Le Point : Vous êtes candidat à la présidentielle : quelles sont vos motivations ?
Jean-François Hory : Faire gagner la gauche en la modernisant rappeler la République au respect de sa devise "Liberté, égalité, fraternité", porter les valeurs radicales d'humanisme, de laïcité et d'universalité…
Le Point : Qu'est-ce qui ne vous satisfait pas dans la candidature de Jospin ?
J.-F. Hory : Je ne suis ni satisfait ni mécontent, et Lionel Jospin ne me gêne en rien. Mais la gauche est plurielle, avec les familles radicale, socialiste et communiste, et la logique présidentielle veut que chacune d'elle ait son candidat.
Le Point : Certains prétendent que vous agissez par rancune envers Lionel Jospin, qui vous a interdit l'accès au PS en 1981 ?
J.-F. Hory : C'est une fable. Je n'ai jamais souhaité entrer au PS; j'étais député radical apparenté au groupe socialiste. Et même si c'était vrai, je n'aurais pas pour Lionel Jospin de la rancune, mais de la gratitude : je suis président de Radical, qui est l'espérance de la gauche, cela vaut mieux que d'être sur le radeau de la "Méduse" !
Le Point : Ne craignez-vous pas d'éliminer la gauche du second tour par la faute de votre candidature ?
J.-F. Hory : François Mitterrand a gagné par deux fois la présidentielle avec d'autres candidats de gauche au premier tour.

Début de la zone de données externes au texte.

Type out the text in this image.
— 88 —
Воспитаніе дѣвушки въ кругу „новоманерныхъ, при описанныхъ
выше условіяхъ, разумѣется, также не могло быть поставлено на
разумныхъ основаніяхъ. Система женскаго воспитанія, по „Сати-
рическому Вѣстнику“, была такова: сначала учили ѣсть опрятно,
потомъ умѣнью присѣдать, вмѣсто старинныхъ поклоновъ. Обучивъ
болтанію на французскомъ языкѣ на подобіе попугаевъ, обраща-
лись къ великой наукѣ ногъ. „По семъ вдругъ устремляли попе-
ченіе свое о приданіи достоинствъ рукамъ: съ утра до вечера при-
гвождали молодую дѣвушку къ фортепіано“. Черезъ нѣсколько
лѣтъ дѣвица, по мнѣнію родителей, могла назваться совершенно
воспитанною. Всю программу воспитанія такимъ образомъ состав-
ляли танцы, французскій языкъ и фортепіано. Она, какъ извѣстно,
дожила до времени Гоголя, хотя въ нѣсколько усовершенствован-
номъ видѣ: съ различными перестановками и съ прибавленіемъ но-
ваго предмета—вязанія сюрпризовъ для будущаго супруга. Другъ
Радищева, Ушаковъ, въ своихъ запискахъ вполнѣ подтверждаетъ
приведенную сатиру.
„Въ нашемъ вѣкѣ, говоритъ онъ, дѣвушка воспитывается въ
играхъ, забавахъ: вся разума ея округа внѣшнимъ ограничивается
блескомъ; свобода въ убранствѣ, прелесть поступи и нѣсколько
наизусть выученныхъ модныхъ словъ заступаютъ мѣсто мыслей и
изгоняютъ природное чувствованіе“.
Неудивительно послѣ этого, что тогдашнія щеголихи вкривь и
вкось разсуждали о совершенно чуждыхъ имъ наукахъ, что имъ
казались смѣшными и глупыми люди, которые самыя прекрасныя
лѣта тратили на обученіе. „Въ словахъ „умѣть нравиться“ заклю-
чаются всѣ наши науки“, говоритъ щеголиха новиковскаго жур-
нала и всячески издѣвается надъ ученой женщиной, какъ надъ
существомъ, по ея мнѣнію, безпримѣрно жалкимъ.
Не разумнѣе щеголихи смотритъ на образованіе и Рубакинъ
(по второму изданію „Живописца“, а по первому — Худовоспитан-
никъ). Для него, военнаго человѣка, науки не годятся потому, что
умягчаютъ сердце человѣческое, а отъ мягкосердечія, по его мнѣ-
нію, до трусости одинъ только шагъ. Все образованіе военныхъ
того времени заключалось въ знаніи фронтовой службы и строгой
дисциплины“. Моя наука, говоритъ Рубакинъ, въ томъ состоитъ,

Le danger n'est pas la multiplication des candidatures, mais la faiblesse du candidat principal, et je ne peux rien contre cela. C'est comme si une équipe demandait à toutes les autres de se retirer en début de compétition pour lui assurer une place en finale…
Le Point : Si Lionel Jospin est au second tour, lui apporterez-vous votre soutien ?
J.-F. Hory : Il y a des règles à gauche. Si le candidat du PS est derrière moi, il me soutiendra, et nous appliquerons les mêmes règles, dans le cas contraire, s'il y a lieu.
Le Point : Qu'attendez-vous de Bernard Tapie dans votre campagne ?
J.-F. Hory : J'attends beaucoup de lui. Je souhaite qu'il soit au cœur de cette avantage, avec ses idées – que je développerai – comme le chômage des jeunes illégal ou l'Europe fédérale, ainsi qu'avec son énergie et sa popularité. Je le souhaite, et je le lui demande.
Le Point : Quel score espérez-vous ?
J.-F. Hory : J'ai une grande ambition, et je ne veux pas la limiter par des pronostics chiffrés.